Since when does a think tank qualify as an aid recipient?
Just ask the extremist government of Norway which presently is flowing taxpayer money to fund Left-wing think tanks based in the US, with hopes no doubt of influencing US decision makers. It’s also worth noting that the Brookings Institute is whitewashing Islamic fundamentalists as well as pimping a soft policy line towards Iran.
The Brookings Institution, a long-established think tank that aims to strengthen American democracy along with economic and social welfare, received NOK 10 million over a three-year period for studies on changes in the balance of international influence. The New America Foundation received NOK 580,000 to study regional dimensions in the conflict Afghanistan, including relations with Iran. The Center for American Progress, a major think tank for the Democratic Party, received NOK 1.3 million to look at fairness in the workplace. The Woodrow Wilson International Center for Scholars, meanwhile, received NOK 3.5 million in 2010 for peace research in Latin America.
Foreign aid ‘buys influence’ in the US
April 24, 2013
The Norwegian government has been sending large amounts of money earmarked for foreign aid to several US organizations commonly known as “think tanks.” Some of the money was passed on to foreign aid projects in developing countries, but opposition politicians and the foreign ministry itself claim the Norwegian funding also is meant to buy influence in Washington.
Newspaper Aftenposten reported on Wednesday that around NOK 250 million (USD 43 million) from the ministry’s foreign aid (bistand) budget was sent to some 40 organizations in the US in 2011 alone. About half of it, according to a confidential state report obtained by Aftenposten, was sent further to developing countries, but the rest stayed with organizations including The Brookings Institution and the Center for American Progress.

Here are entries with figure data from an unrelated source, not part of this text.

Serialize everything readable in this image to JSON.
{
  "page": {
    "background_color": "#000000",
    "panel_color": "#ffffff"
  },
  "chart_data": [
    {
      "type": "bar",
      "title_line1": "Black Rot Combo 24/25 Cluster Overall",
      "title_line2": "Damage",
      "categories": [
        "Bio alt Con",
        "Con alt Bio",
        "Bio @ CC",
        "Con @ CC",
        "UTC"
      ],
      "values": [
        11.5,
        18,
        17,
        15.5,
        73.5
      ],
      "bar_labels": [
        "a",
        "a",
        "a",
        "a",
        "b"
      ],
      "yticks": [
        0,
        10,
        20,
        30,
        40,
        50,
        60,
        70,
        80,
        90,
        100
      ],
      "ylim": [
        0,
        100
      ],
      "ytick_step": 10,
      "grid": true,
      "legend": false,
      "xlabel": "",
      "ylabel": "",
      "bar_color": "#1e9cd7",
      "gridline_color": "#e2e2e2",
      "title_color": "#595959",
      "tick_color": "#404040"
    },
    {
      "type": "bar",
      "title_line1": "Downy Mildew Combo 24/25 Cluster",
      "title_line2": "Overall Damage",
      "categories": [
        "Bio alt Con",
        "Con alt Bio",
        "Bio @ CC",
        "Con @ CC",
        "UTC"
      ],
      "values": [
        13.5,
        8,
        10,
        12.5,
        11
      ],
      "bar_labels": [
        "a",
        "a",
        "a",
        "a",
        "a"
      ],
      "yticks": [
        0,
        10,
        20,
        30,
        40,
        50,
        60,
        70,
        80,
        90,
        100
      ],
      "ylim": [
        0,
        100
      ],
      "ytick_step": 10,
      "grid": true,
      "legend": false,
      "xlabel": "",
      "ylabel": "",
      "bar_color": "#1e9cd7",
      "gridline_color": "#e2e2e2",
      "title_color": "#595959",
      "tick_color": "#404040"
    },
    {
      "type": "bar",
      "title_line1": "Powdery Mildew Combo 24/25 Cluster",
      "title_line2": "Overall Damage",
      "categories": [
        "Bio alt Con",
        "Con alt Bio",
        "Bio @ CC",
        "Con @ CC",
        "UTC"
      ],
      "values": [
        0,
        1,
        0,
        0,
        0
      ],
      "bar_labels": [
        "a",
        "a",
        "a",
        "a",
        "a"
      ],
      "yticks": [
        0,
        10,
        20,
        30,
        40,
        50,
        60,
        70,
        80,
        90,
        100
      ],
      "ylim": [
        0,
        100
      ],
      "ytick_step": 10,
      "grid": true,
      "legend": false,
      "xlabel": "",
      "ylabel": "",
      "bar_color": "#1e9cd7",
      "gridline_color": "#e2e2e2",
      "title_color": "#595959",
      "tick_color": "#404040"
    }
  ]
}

Long list of influential recipients
Aftenposten reported that the internal document, which had been withdrawn from the public domain, was ordered by the ministry and written last year by the Norwegian Peace Building Resource Center, which was established as an independent organization by the ministry itself in 2008. Its report offers an overview of how the Norwegian government is trying to buy influence among US organizations that in turn can influence US policy in Washington. The organizations mostly conduct research, foreign aid projects of their own and environmental protection.